Most telecom consultants think changes to the FCC’s universal service priorities, which were formally proposed in October, are long overdue. Over the last decade especially, advances in information technology in general and the convergence of IT and telecom in particular have made the FCC’s original narrow goal of fostering wireline telephone service to all Americans less relevant.

In a move that had been eagerly anticipated for months, the FCC voted unanimously on Oct. 27 to adopt a plan that would essentially redefine universal service and reform the way that efforts to establish and maintain universal service are funded. The centerpiece of the plan is the creation of the Connect America Fund, which would emphasize bringing broadband and mobile services to geographic areas that might otherwise go unserved by these technologies.

Until now, the FCC had focused much of its efforts to foster universal access to telecommunications on traditional wireline voice telephone service. Through the Universal Service Fund (USF), established by the Telecommunications Act of 1996, subsidies are given to telecom carriers in order to lower the price tag of basic telephone service for low-income users and for people living in “high-cost” areas. High-cost areas are rural, low-population or insular areas that have few revenue-generating customers in relation to the infrastructure expenditures that must be made to serve them. Without subsidies, phone service in these areas would be prohibitively expensive for many residents, if it existed at all. Subsidies enable carriers to profitably serve these areas while charging rates that are comparable to those in urban areas.

Although the FCC states that it still wants to “preserve and advance the universal availability of voice service,” the Connect America Fund (CAF) will be oriented toward bringing broadband services to even “the most remote areas of the nation.” The FCC plans to effectively terminate the USF by 2018, completely replacing the USF program for high-cost areas with the Connect America Fund and making the CAF the main mechanism for achieving its new universal service goals.

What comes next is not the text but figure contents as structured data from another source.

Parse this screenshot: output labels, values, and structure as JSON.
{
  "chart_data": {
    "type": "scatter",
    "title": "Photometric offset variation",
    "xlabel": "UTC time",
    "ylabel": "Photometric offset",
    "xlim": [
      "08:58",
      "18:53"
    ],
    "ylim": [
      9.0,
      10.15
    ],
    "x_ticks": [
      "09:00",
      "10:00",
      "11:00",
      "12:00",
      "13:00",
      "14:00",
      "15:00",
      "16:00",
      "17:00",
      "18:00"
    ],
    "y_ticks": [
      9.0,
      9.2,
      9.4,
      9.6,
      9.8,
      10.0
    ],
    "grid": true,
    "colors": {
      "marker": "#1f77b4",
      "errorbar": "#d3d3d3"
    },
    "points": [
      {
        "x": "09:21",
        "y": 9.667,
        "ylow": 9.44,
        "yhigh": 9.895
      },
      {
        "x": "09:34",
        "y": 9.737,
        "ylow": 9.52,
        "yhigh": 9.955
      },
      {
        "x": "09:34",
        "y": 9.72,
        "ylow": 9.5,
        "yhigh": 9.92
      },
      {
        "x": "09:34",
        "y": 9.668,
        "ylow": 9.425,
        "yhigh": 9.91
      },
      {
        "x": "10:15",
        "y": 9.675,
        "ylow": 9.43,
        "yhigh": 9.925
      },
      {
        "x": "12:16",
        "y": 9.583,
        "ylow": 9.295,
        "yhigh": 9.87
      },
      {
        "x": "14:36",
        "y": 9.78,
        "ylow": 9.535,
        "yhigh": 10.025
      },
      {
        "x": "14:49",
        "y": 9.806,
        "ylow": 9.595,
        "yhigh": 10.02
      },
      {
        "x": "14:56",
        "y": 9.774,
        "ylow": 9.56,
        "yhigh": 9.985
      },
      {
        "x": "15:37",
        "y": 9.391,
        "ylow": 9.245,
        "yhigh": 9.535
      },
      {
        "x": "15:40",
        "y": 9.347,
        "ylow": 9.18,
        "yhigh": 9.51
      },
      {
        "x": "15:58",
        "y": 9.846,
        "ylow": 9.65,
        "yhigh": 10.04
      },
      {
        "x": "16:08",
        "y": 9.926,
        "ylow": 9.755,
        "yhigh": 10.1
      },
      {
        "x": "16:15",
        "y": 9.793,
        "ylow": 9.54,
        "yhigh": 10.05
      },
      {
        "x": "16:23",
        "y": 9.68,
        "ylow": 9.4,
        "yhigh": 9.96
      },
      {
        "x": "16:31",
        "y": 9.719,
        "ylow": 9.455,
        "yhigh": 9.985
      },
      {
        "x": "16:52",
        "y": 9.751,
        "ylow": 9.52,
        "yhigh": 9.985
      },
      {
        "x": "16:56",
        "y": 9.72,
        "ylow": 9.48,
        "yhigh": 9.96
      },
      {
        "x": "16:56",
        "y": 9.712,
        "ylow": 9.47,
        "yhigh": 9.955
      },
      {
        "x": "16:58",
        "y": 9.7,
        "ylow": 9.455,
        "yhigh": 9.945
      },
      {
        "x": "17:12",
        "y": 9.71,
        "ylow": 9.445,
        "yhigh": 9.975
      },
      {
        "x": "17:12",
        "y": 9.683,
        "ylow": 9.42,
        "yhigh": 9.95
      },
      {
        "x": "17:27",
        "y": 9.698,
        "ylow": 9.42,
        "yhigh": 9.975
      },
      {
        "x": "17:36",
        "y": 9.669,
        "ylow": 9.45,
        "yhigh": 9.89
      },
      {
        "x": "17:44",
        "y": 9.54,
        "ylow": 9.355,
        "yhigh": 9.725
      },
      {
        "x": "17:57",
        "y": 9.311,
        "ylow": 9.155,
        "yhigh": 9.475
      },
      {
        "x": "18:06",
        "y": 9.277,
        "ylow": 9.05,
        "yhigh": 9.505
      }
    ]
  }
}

The CAF will also be a vehicle for realizing the National Broadband Plan, which calls for broadband services to be made accessible to every American by 2020. The Plan was promulgated two years ago by the FCC as required by the American Recovery and Reinvestment Act passed in 2009. To be eligible to participate in the CAF, telecom carriers will be required to offer both voice and broadband services.

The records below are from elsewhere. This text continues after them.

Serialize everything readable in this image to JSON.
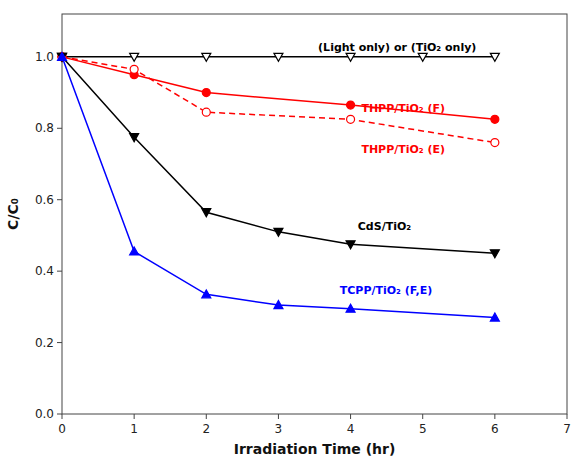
{
  "chart_data": {
    "type": "line",
    "x_label": "Irradiation Time (hr)",
    "y_label": "C/C₀",
    "xlim": [
      0,
      7
    ],
    "ylim": [
      0.0,
      1.12
    ],
    "xticks": [
      0,
      1,
      2,
      3,
      4,
      5,
      6,
      7
    ],
    "yticks": [
      {
        "value": 0.0,
        "label": "0.0"
      },
      0.2,
      0.4,
      0.6,
      0.8,
      {
        "value": 1.0,
        "label": "1.0"
      }
    ],
    "series": [
      {
        "color": "black",
        "line_style": "solid",
        "marker": "triangle-down-open",
        "x": [
          0,
          1,
          2,
          3,
          4,
          5,
          6
        ],
        "values": [
          1.0,
          1.0,
          1.0,
          1.0,
          1.0,
          1.0,
          1.0
        ]
      },
      {
        "color": "red",
        "line_style": "solid",
        "marker": "circle",
        "x": [
          0,
          1,
          2,
          4,
          6
        ],
        "values": [
          1.0,
          0.95,
          0.9,
          0.865,
          0.825
        ]
      },
      {
        "color": "red",
        "line_style": "dashed",
        "marker": "circle-open",
        "x": [
          0,
          1,
          2,
          4,
          6
        ],
        "values": [
          1.0,
          0.965,
          0.845,
          0.825,
          0.76
        ]
      },
      {
        "color": "black",
        "line_style": "solid",
        "marker": "triangle-down",
        "x": [
          0,
          1,
          2,
          3,
          4,
          6
        ],
        "values": [
          1.0,
          0.775,
          0.565,
          0.51,
          0.475,
          0.45
        ]
      },
      {
        "color": "blue",
        "line_style": "solid",
        "marker": "triangle-up",
        "x": [
          0,
          1,
          2,
          3,
          4,
          6
        ],
        "values": [
          1.0,
          0.455,
          0.335,
          0.305,
          0.295,
          0.27
        ]
      }
    ],
    "annotations": [
      {
        "text": "(Light only) or (TiO₂ only)",
        "x": 3.55,
        "y": 1.025,
        "color": "black"
      },
      {
        "text": "THPP/TiO₂ (F)",
        "x": 4.15,
        "y": 0.855,
        "color": "red"
      },
      {
        "text": "THPP/TiO₂ (E)",
        "x": 4.15,
        "y": 0.74,
        "color": "red"
      },
      {
        "text": "CdS/TiO₂",
        "x": 4.1,
        "y": 0.525,
        "color": "black"
      },
      {
        "text": "TCPP/TiO₂ (F,E)",
        "x": 3.85,
        "y": 0.345,
        "color": "blue"
      }
    ]
  }
}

Funding for the CAF will follow a different model than the one established for the USF, but the details of the funding mechanism have to be worked out. Not surprisingly, exactly who pays how much to support universal broadband service, how the money is collected and how it is disbursed are likely to be contentious issues. Major changes to intercarrier compensation (ICC) – the fees that telecom carriers pay one another for handling each other’s traffic – will also be made in concert with the revamping of the universal service program. Telecom customers are ultimately the ones who pay universal service and ICC fees as part of their phone bills, and fortunately for them, one of the FCC’s stated goals is to reduce costs that are passed through to end-users.